The Oldham County Historical Society 106 North Second Avenue
La Grange, KY 40031
Phone: (502) 222-0826
Fax: (502) 222-7115
Email: ochstryctr@aol.com

February 2011 Living Treasure Eulene Texas

The following is the oral history of the February 2011 Living Treasure Eulene Texas as recorded and transcribed by Nancy Theiss.  The Living Treasure program is a joint program of the Oldham Era newspaper and the Oldham County History Center.

 

I was born Millie Euline McIntyre in Burkesville, Ky on MarchEulene Texas 5, 1936.  I had one brother and three sisters, I was the second child.  I was three when we left Burkesville and moved to Fern Creek and my father ran a vegetable farm and my sister went to Fern Creek School.  I would walk with her to meet the bus and wait for her to get home in the afternoon.  We moved to Rose Island Road on Stape and Belle Trigg’s farm.  It was a large farm and I can remember that we would have to walk out a mile or so to meet the school bus everyday and passed this old church that still stands there today, there is a graveyard beside it.  I went to Liberty School.  One of my jobs on the Trigg farm was to take the milk jug up for my family, up a big hill and put it in the spring to keep it cold and then bring down the cold jug that I brought up the day before.  Sometimes it would get dark as I was coming down that hill and I would get scared!!  I was about seven.

I loved Mr. and Mrs. Trigg and they raised orchard grass.  I worked with my Mom on the farm.  I would drag bales of orchard grass to my Mother and she would stack the orchard grass and she was paid as a hired hand. 

From there we moved to Westport, at the big mansion, Bro Ballard farm.  My dad was one of the managers and the overseer was John Mings, he lived in the room beside us, part of the house.  The house was the big house, it was enormous known as Hurricane Hall and now it’s torn down.  We lived there!  I was about nine and I drove a Farmall tractor for Dad when he baled hay.

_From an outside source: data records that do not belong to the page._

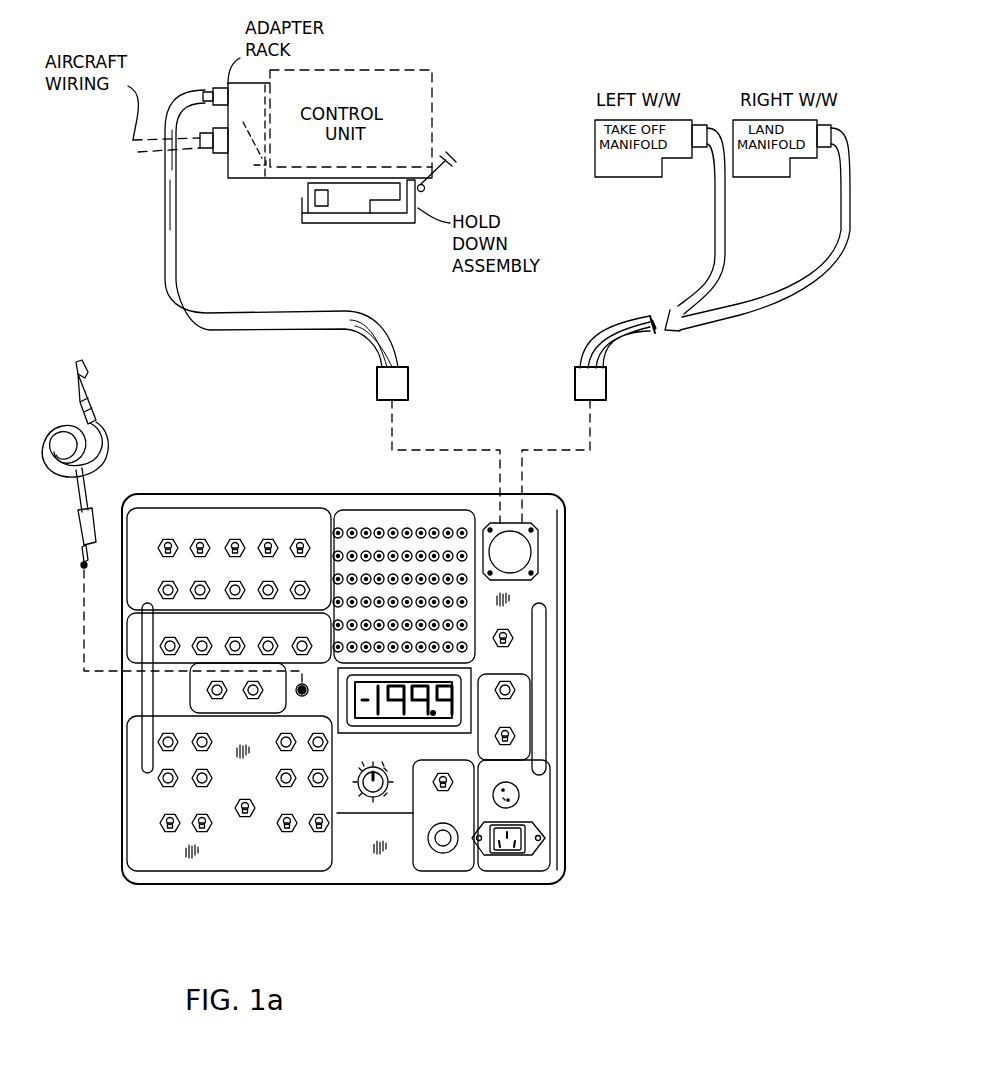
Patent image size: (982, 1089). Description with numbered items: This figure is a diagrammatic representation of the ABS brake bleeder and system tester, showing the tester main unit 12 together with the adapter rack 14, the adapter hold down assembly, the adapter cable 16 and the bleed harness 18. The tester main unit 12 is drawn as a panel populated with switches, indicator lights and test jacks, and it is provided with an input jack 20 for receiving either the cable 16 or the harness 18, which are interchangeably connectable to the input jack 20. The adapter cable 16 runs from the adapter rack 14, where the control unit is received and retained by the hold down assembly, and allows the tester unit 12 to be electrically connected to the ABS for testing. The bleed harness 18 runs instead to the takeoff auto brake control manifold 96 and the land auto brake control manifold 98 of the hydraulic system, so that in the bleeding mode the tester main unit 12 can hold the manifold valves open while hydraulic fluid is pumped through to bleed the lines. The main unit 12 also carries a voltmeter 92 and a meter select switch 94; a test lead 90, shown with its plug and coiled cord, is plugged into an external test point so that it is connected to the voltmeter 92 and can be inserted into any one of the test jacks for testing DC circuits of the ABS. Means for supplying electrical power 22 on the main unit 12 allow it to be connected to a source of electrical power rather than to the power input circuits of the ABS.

The tester main unit 12 is at (567, 634).
The adapter rack 14 is at (255, 114).
The adapter cable 16 is at (163, 222).
The bleed harness 18 is at (697, 327).
The input jack 20 is at (540, 553).
The means for supplying electrical power 22 is at (512, 856).
The test lead 90 is at (102, 449).
The voltmeter 92 is at (458, 704).
The meter select switch 94 is at (373, 797).
The takeoff auto brake control manifold 96 is at (640, 178).
The land auto brake control manifold 98 is at (745, 178).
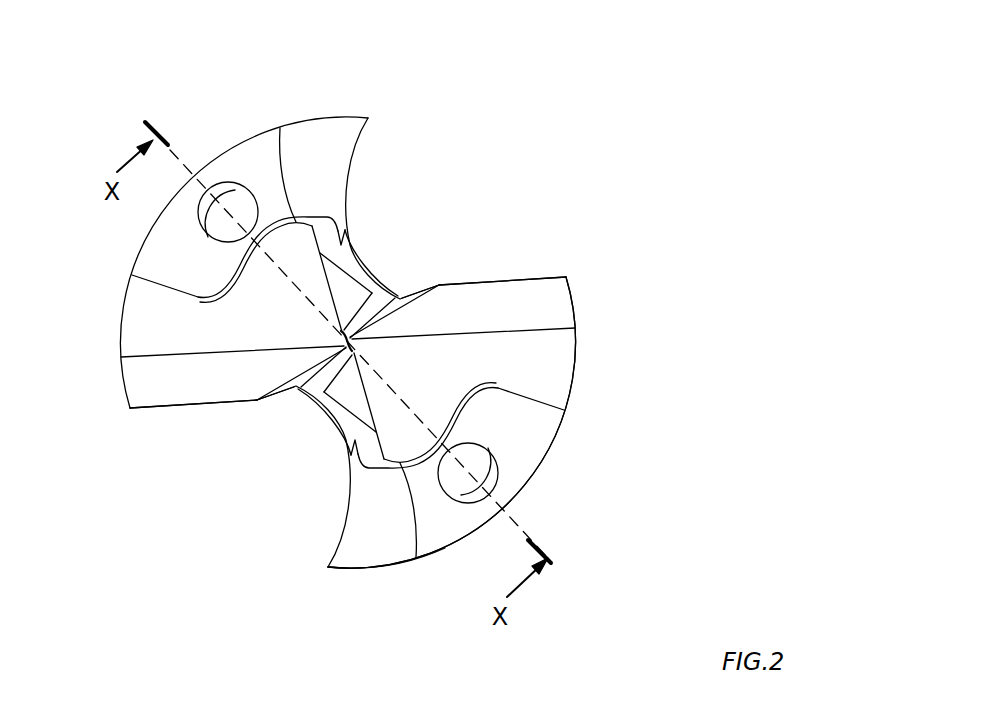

In the house on the third floor there was a dungeon for slaves.  When we kids were playing we would push each other down there. - there wasn’t any windows-it was bigger than a closet.  The plaster on the walls had big rosettes that would fall and sound awful.  I had nightmares about that room of being pushed in there. And on the top of the house, there was a look-out tower- you could see Indiana and Kentucky-it was like you were on top of the world.

There was a big back porch on the back of the house with a dirt bottom where they kept firewood and stuff and every time it rained there was a big red spot there.  I asked Mr. John Mings, “What makes it like that when it rains?” and Mr. Mings said that is where they cut the slaves head off and it scared me to death!  That was the worst tale I ever heard in my life.

Across the field lived Mr. and Mrs. Goldstein and they liked my Dad and Mother so much they had us over all the time.  Mrs. Goldstein would cook the best Jewish food- it was wonderful, she cooked this wonderful beef with potatoes and carrots.

I went to Liberty instead of the Westport School.  I went to high school in LaGrange until my last year and then I was in the first graduating class at Oldham County High School.